# Note on Generalized Convolution in Number Theory

In Tom Apostol’s famous Introduction to Analytic Number Theory there is a section about generalized convolutions which sometimes causes confusion (see Apostol, Chapter 2, p.39 and also my Advanced Number Theory Note #3). In this short note I want to quickly try to clarify this bit.

Let $F$ denote a real or complex-valued function defined on the positive real axis such that $F(x) = 0$ for $0 < x < 1$.

$\alpha$ is any arithmetical function.

Generalized convolution is then defined by

$(\alpha \circ F)(x)= \sum_{n \leq x} \alpha(n)F(\frac{x}{n})$

Apostol says:

“If $F(x) = 0$ for all nonintegral values of $x$, the restriction of $F$ to integers is an arithmetical function and we find that $(\alpha \circ F)(m) =(\alpha \ast F)(m)$.”

Here $(\alpha \ast \beta)(n) = \sum_{d | n} \alpha(n)\beta(\frac{n}{d})$.

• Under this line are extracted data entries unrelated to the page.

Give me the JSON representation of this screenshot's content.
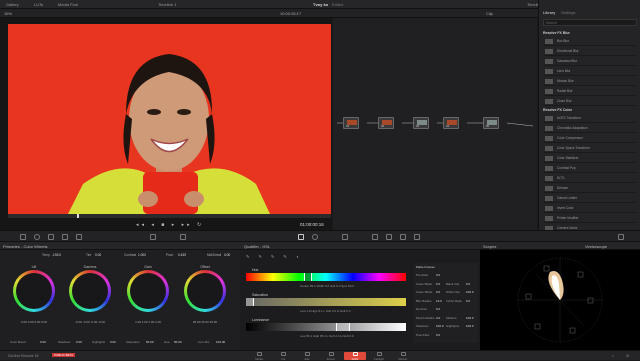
{
  "topbar": {
    "left": [
      "Gallery",
      "LUTs",
      "Media Pool"
    ],
    "timeline_title": "Timeline 1",
    "project_title": "Tvoy ko",
    "edited": "Edited",
    "right": [
      "Timeline",
      "Nodes",
      "Effects",
      "Lightbox"
    ]
  },
  "subbar": {
    "zoom": "16%",
    "timecode": "10:00:26:17",
    "clip_label": "Clip"
  },
  "viewer": {
    "timecode": "01:00:00:16"
  },
  "library": {
    "tabs": [
      "Library",
      "Settings"
    ],
    "search_placeholder": "Search",
    "section_blur": "Resolve FX Blur",
    "blur_items": [
      "Box Blur",
      "Directional Blur",
      "Gaussian Blur",
      "Lens Blur",
      "Mosaic Blur",
      "Radial Blur",
      "Zoom Blur"
    ],
    "section_color": "Resolve FX Color",
    "color_items": [
      "ACES Transform",
      "Chromatic Adaptation",
      "Color Compressor",
      "Color Space Transform",
      "Color Stabilizer",
      "Contrast Pop",
      "DCTL",
      "Dehaze",
      "Gamut Limiter",
      "Invert Color",
      "Printer Modifier",
      "Camera Noise"
    ]
  },
  "nodes": [
    "01",
    "02",
    "03",
    "04",
    "05"
  ],
  "primaries": {
    "title": "Primaries - Color Wheels",
    "temp_label": "Temp",
    "temp_value": "-193.0",
    "tint_label": "Tint",
    "tint_value": "0.00",
    "contrast_label": "Contrast",
    "contrast_value": "1.000",
    "pivot_label": "Pivot",
    "pivot_value": "0.435",
    "middetail_label": "Mid/Detail",
    "middetail_value": "0.00",
    "wheels": [
      {
        "label": "Lift",
        "values": "0.00  0.00  0.00  0.00"
      },
      {
        "label": "Gamma",
        "values": "-0.00  -0.00  -0.00  -0.00"
      },
      {
        "label": "Gain",
        "values": "1.00  1.00  1.00  1.00"
      },
      {
        "label": "Offset",
        "values": "25.00  25.00  25.00"
      }
    ],
    "footer": [
      {
        "label": "Color Boost",
        "value": "0.00"
      },
      {
        "label": "Shadows",
        "value": "0.00"
      },
      {
        "label": "Highlights",
        "value": "0.00"
      },
      {
        "label": "Saturation",
        "value": "50.00"
      },
      {
        "label": "Hue",
        "value": "50.00"
      },
      {
        "label": "Lum Mix",
        "value": "100.00"
      }
    ]
  },
  "qualifier": {
    "title": "Qualifier - HSL",
    "hue_label": "Hue",
    "hue_values": "Center 99.1   Width 6.0   Soft 6.0   Sym 50.0",
    "sat_label": "Saturation",
    "sat_values": "Low 1.6   High 9.1   L.Soft 0.0   H.Soft 0.0",
    "lum_label": "Luminance",
    "lum_values": "Low 56.1   High 65.4   L.Soft 2.4   H.Soft 0.0"
  },
  "matte": {
    "title": "Matte Finesse",
    "rows": [
      [
        "Pre-Filter",
        "0.0",
        "",
        ""
      ],
      [
        "Clean Black",
        "0.0",
        "Black Clip",
        "0.0"
      ],
      [
        "Clean White",
        "0.0",
        "White Clip",
        "100.0"
      ],
      [
        "Blur Radius",
        "19.0",
        "In/Out Ratio",
        "0.0"
      ],
      [
        "Denoise",
        "0.0",
        "",
        ""
      ],
      [
        "Morph Radius",
        "0.0",
        "Midtone",
        "100.0"
      ],
      [
        "Shadows",
        "100.0",
        "Highlights",
        "100.0"
      ],
      [
        "Post-Filter",
        "0.0",
        "",
        ""
      ]
    ]
  },
  "scopes": {
    "title": "Scopes",
    "mode": "Vectorscope"
  },
  "bottombar": {
    "app": "DaVinci Resolve 18",
    "badge": "PUBLIC BETA",
    "pages": [
      "Media",
      "Cut",
      "Edit",
      "Fusion",
      "Color",
      "Fairlight",
      "Deliver"
    ],
    "active_page": "Color"
  },
  "colors": {
    "accent": "#e04a3a",
    "background": "#e8351f",
    "jacket": "#d8e23a"
  }
}
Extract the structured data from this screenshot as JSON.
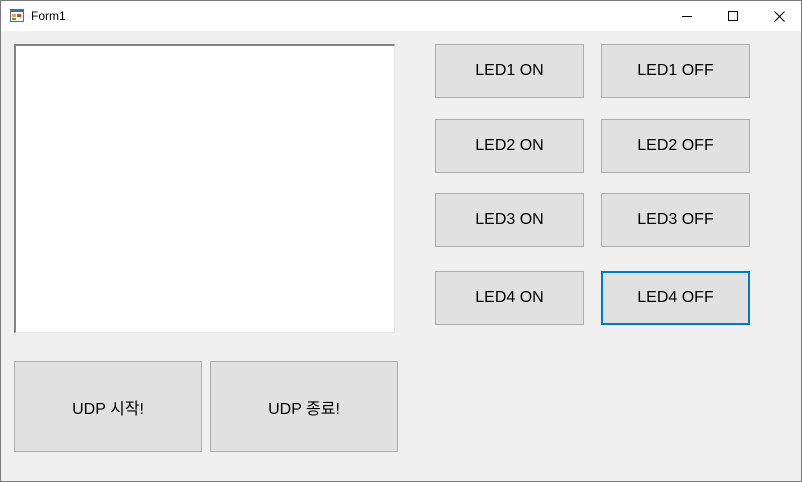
{
  "window": {
    "title": "Form1"
  },
  "caption_buttons": {
    "minimize_icon": "minimize-icon",
    "maximize_icon": "maximize-icon",
    "close_icon": "close-icon"
  },
  "log_box": {
    "value": ""
  },
  "led_buttons": [
    {
      "on_label": "LED1 ON",
      "off_label": "LED1 OFF"
    },
    {
      "on_label": "LED2 ON",
      "off_label": "LED2 OFF"
    },
    {
      "on_label": "LED3 ON",
      "off_label": "LED3 OFF"
    },
    {
      "on_label": "LED4 ON",
      "off_label": "LED4 OFF"
    }
  ],
  "udp": {
    "start_label": "UDP 시작!",
    "stop_label": "UDP 종료!"
  },
  "colors": {
    "focus_border": "#0078d7",
    "button_face": "#e1e1e1",
    "form_background": "#f0f0f0"
  }
}
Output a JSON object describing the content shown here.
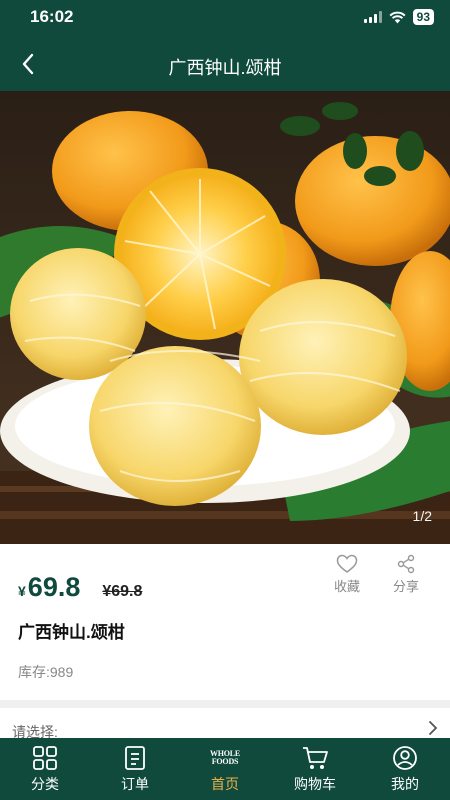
{
  "status": {
    "time": "16:02",
    "battery": "93"
  },
  "nav": {
    "title": "广西钟山.颂柑"
  },
  "gallery": {
    "indicator": "1/2"
  },
  "product": {
    "currency": "¥",
    "price": "69.8",
    "original_price": "¥69.8",
    "name": "广西钟山.颂柑",
    "stock": "库存:989",
    "favorite_label": "收藏",
    "share_label": "分享"
  },
  "options": {
    "label": "请选择:"
  },
  "tabbar": {
    "items": [
      {
        "label": "分类",
        "icon": "grid-icon"
      },
      {
        "label": "订单",
        "icon": "order-icon"
      },
      {
        "label": "首页",
        "icon": "whole-foods-logo",
        "logo_lines": [
          "WHOLE",
          "FOODS"
        ]
      },
      {
        "label": "购物车",
        "icon": "cart-icon"
      },
      {
        "label": "我的",
        "icon": "user-icon"
      }
    ],
    "active": "首页"
  },
  "colors": {
    "primary": "#0f4a3d",
    "active_tab": "#e9b04a"
  }
}
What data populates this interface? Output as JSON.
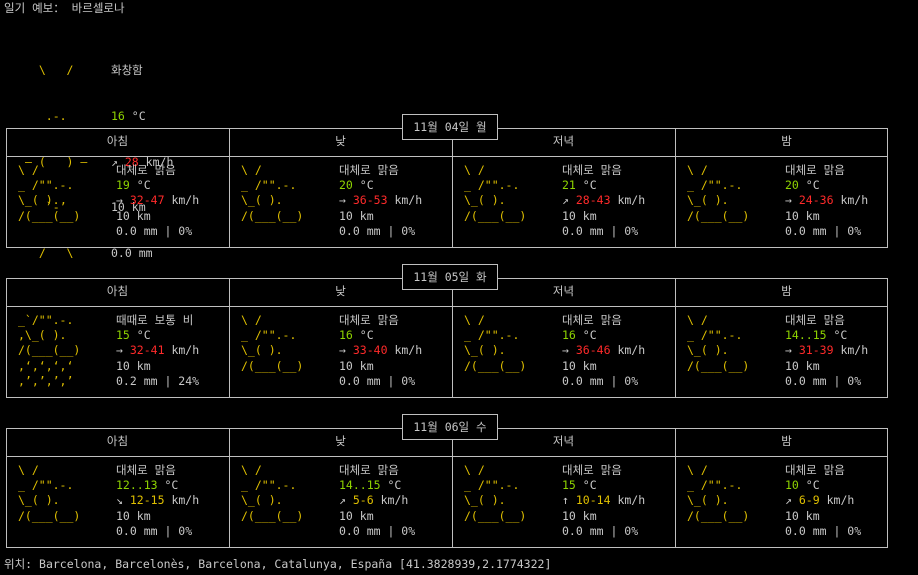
{
  "header": {
    "title": "일기 예보： 바르셀로나"
  },
  "current": {
    "icon": [
      "  \\   /",
      "   .-.",
      "― (   ) ―",
      "   `-’",
      "  /   \\"
    ],
    "condition": "화창함",
    "temp": "16",
    "temp_unit": "°C",
    "wind_arrow": "↗",
    "wind": "28",
    "wind_unit": "km/h",
    "visibility": "10 km",
    "precip": "0.0 mm"
  },
  "periods": [
    "아침",
    "낮",
    "저녁",
    "밤"
  ],
  "days": [
    {
      "label": "11월 04일 월",
      "slots": [
        {
          "condition": "대체로 맑음",
          "temp": "19",
          "wind_arrow": "→",
          "wind": "32-47",
          "visibility": "10 km",
          "precip": "0.0 mm | 0%",
          "icon": "sun_cloud"
        },
        {
          "condition": "대체로 맑음",
          "temp": "20",
          "wind_arrow": "→",
          "wind": "36-53",
          "visibility": "10 km",
          "precip": "0.0 mm | 0%",
          "icon": "sun_cloud"
        },
        {
          "condition": "대체로 맑음",
          "temp": "21",
          "wind_arrow": "↗",
          "wind": "28-43",
          "visibility": "10 km",
          "precip": "0.0 mm | 0%",
          "icon": "sun_cloud"
        },
        {
          "condition": "대체로 맑음",
          "temp": "20",
          "wind_arrow": "→",
          "wind": "24-36",
          "visibility": "10 km",
          "precip": "0.0 mm | 0%",
          "icon": "sun_cloud"
        }
      ]
    },
    {
      "label": "11월 05일 화",
      "slots": [
        {
          "condition": "때때로 보통 비",
          "temp": "15",
          "wind_arrow": "→",
          "wind": "32-41",
          "visibility": "10 km",
          "precip": "0.2 mm | 24%",
          "icon": "rain"
        },
        {
          "condition": "대체로 맑음",
          "temp": "16",
          "wind_arrow": "→",
          "wind": "33-40",
          "visibility": "10 km",
          "precip": "0.0 mm | 0%",
          "icon": "sun_cloud"
        },
        {
          "condition": "대체로 맑음",
          "temp": "16",
          "wind_arrow": "→",
          "wind": "36-46",
          "visibility": "10 km",
          "precip": "0.0 mm | 0%",
          "icon": "sun_cloud"
        },
        {
          "condition": "대체로 맑음",
          "temp": "14..15",
          "wind_arrow": "→",
          "wind": "31-39",
          "visibility": "10 km",
          "precip": "0.0 mm | 0%",
          "icon": "sun_cloud"
        }
      ]
    },
    {
      "label": "11월 06일 수",
      "slots": [
        {
          "condition": "대체로 맑음",
          "temp": "12..13",
          "wind_arrow": "↘",
          "wind": "12-15",
          "visibility": "10 km",
          "precip": "0.0 mm | 0%",
          "icon": "sun_cloud"
        },
        {
          "condition": "대체로 맑음",
          "temp": "14..15",
          "wind_arrow": "↗",
          "wind": "5-6",
          "visibility": "10 km",
          "precip": "0.0 mm | 0%",
          "icon": "sun_cloud"
        },
        {
          "condition": "대체로 맑음",
          "temp": "15",
          "wind_arrow": "↑",
          "wind": "10-14",
          "visibility": "10 km",
          "precip": "0.0 mm | 0%",
          "icon": "sun_cloud"
        },
        {
          "condition": "대체로 맑음",
          "temp": "10",
          "wind_arrow": "↗",
          "wind": "6-9",
          "visibility": "10 km",
          "precip": "0.0 mm | 0%",
          "icon": "sun_cloud"
        }
      ]
    }
  ],
  "icons": {
    "sun_cloud": [
      "  \\  /",
      "_ /\"\".-.",
      "  \\_(   ).",
      "  /(___(__)"
    ],
    "rain": [
      "_`/\"\".-.",
      " ,\\_(   ).",
      "  /(___(__)",
      "   ‚ʻ‚ʻ‚ʻ‚ʻ",
      "   ‚’‚’‚’‚’"
    ]
  },
  "footer": {
    "label": "위치:",
    "location": "Barcelona, Barcelonès, Barcelona, Catalunya, España [41.3828939,2.1774322]"
  },
  "colors": {
    "temp": "#8fd400",
    "wind_high": "#ff2a2a",
    "icon": "#e0c000"
  }
}
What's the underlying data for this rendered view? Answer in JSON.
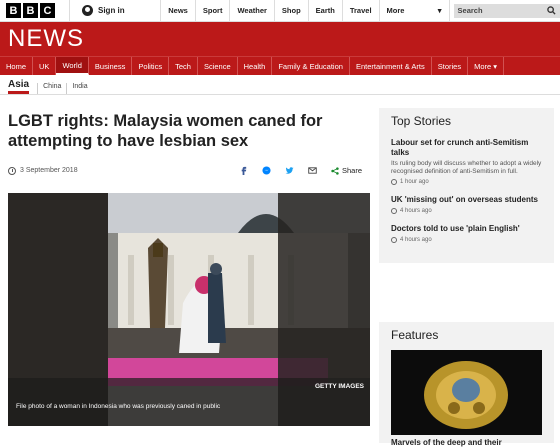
{
  "topbar": {
    "logo": [
      "B",
      "B",
      "C"
    ],
    "signin": "Sign in",
    "nav": [
      "News",
      "Sport",
      "Weather",
      "Shop",
      "Earth",
      "Travel"
    ],
    "more": "More",
    "search_placeholder": "Search"
  },
  "news_bar": {
    "title": "NEWS"
  },
  "section_nav": [
    "Home",
    "UK",
    "World",
    "Business",
    "Politics",
    "Tech",
    "Science",
    "Health",
    "Family & Education",
    "Entertainment & Arts",
    "Stories",
    "More ▾"
  ],
  "sub_nav": {
    "active": "Asia",
    "items": [
      "China",
      "India"
    ]
  },
  "article": {
    "headline": "LGBT rights: Malaysia women caned for attempting to have lesbian sex",
    "date": "3 September 2018",
    "share_label": "Share",
    "photo_caption": "File photo of a woman in Indonesia who was previously caned in public",
    "photo_credit": "GETTY IMAGES"
  },
  "top_stories": {
    "heading": "Top Stories",
    "items": [
      {
        "title": "Labour set for crunch anti-Semitism talks",
        "summary": "Its ruling body will discuss whether to adopt a widely recognised definition of anti-Semitism in full.",
        "time": "1 hour ago"
      },
      {
        "title": "UK 'missing out' on overseas students",
        "summary": "",
        "time": "4 hours ago"
      },
      {
        "title": "Doctors told to use 'plain English'",
        "summary": "",
        "time": "4 hours ago"
      }
    ]
  },
  "features": {
    "heading": "Features",
    "first_title": "Marvels of the deep and their"
  },
  "colors": {
    "brand_red": "#bb1919"
  }
}
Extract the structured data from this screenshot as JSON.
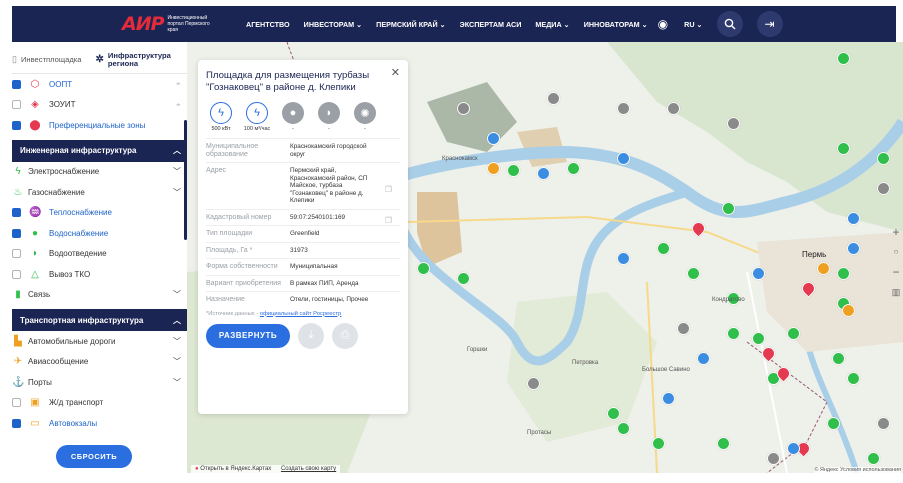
{
  "header": {
    "logo_mark": "АИР",
    "logo_text": "Инвестиционный портал Пермского края",
    "nav": [
      {
        "label": "АГЕНТСТВО"
      },
      {
        "label": "ИНВЕСТОРАМ ⌄"
      },
      {
        "label": "ПЕРМСКИЙ КРАЙ ⌄"
      },
      {
        "label": "ЭКСПЕРТАМ АСИ"
      },
      {
        "label": "МЕДИА ⌄"
      },
      {
        "label": "ИННОВАТОРАМ ⌄"
      }
    ],
    "lang": "RU ⌄"
  },
  "left_panel": {
    "tabs": [
      {
        "label": "Инвестплощадка"
      },
      {
        "label": "Инфраструктура региона"
      }
    ],
    "top_items": [
      {
        "label": "ООПТ",
        "checked": true
      },
      {
        "label": "ЗОУИТ",
        "checked": false
      },
      {
        "label": "Преференциальные зоны",
        "checked": true
      }
    ],
    "engineering": {
      "title": "Инженерная инфраструктура",
      "groups": [
        {
          "label": "Электроснабжение"
        },
        {
          "label": "Газоснабжение"
        }
      ],
      "items": [
        {
          "label": "Теплоснабжение",
          "checked": true
        },
        {
          "label": "Водоснабжение",
          "checked": true
        },
        {
          "label": "Водоотведение",
          "checked": false
        },
        {
          "label": "Вывоз ТКО",
          "checked": false
        }
      ],
      "link_group": {
        "label": "Связь"
      }
    },
    "transport": {
      "title": "Транспортная инфраструктура",
      "groups": [
        {
          "label": "Автомобильные дороги"
        },
        {
          "label": "Авиасообщение"
        },
        {
          "label": "Порты"
        }
      ],
      "items": [
        {
          "label": "Ж/д транспорт",
          "checked": false
        },
        {
          "label": "Автовокзалы",
          "checked": true
        }
      ]
    },
    "reset_label": "СБРОСИТЬ"
  },
  "card": {
    "title": "Площадка для размещения турбазы \"Гознаковец\" в районе д. Клепики",
    "utilities": [
      {
        "icon": "lightning-icon",
        "value": "500 кВт",
        "active": true
      },
      {
        "icon": "lightning-icon",
        "value": "100 м³/час",
        "active": true
      },
      {
        "icon": "drop-icon",
        "value": "-",
        "active": false
      },
      {
        "icon": "pipe-icon",
        "value": "-",
        "active": false
      },
      {
        "icon": "sun-icon",
        "value": "-",
        "active": false
      }
    ],
    "attributes": [
      {
        "key": "Муниципальное образование",
        "value": "Краснокамский городской округ"
      },
      {
        "key": "Адрес",
        "value": "Пермский край, Краснокамский район, СП Майское, турбаза \"Гознаковец\" в районе д. Клепики"
      },
      {
        "key": "Кадастровый номер",
        "value": "59:07:2540101:169"
      },
      {
        "key": "Тип площадки",
        "value": "Greenfield"
      },
      {
        "key": "Площадь, Га *",
        "value": "31973"
      },
      {
        "key": "Форма собственности",
        "value": "Муниципальная"
      },
      {
        "key": "Вариант приобретения",
        "value": "В рамках ПИП, Аренда"
      },
      {
        "key": "Назначение",
        "value": "Отели, гостиницы, Прочее"
      }
    ],
    "source_prefix": "*Источник данных - ",
    "source_link": "официальный сайт Росреестр",
    "expand_label": "РАЗВЕРНУТЬ"
  },
  "map": {
    "labels": [
      {
        "text": "Краснокамск"
      },
      {
        "text": "Пермь"
      },
      {
        "text": "Кондратово"
      },
      {
        "text": "Горшки"
      },
      {
        "text": "Протасы"
      },
      {
        "text": "Петровка"
      },
      {
        "text": "Большое Савино"
      }
    ],
    "footer_open": "Открыть в Яндекс.Картах",
    "footer_create": "Создать свою карту",
    "copyright": "© Яндекс Условия использования"
  }
}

The question that sometimes arises in some form or other in relation to this is: why does $F(x)$ have to be $0$ for all nonintegral values of $x$ for this to work? Is the point that we want $F(\frac{x}{n})$ to be $0$ when $\frac{x}{n}$ is not an integer?

The answer is yes. For example, to isolate $F$, take $\alpha$ to be the unit function $u$. Then the generalized convolution for integer $m \geq 1$ is

$(u \circ F)(m) = \sum_{n \leq m} F(\frac{m}{n})$

If $F(\frac{m}{n}) = 0$ whenever $\frac{m}{n}$ is not an integer, the above sum reduces to

$\sum_{n | m} F(\frac{m}{n}) = (u \ast F)(m)$

I think Apostol could have simply said “If $F(x) = 0$ for all nonintegral values of $x$, we find that $(\alpha \circ F)(m) = (\alpha \ast F)(m)$ for all integers $m \geq 1$…”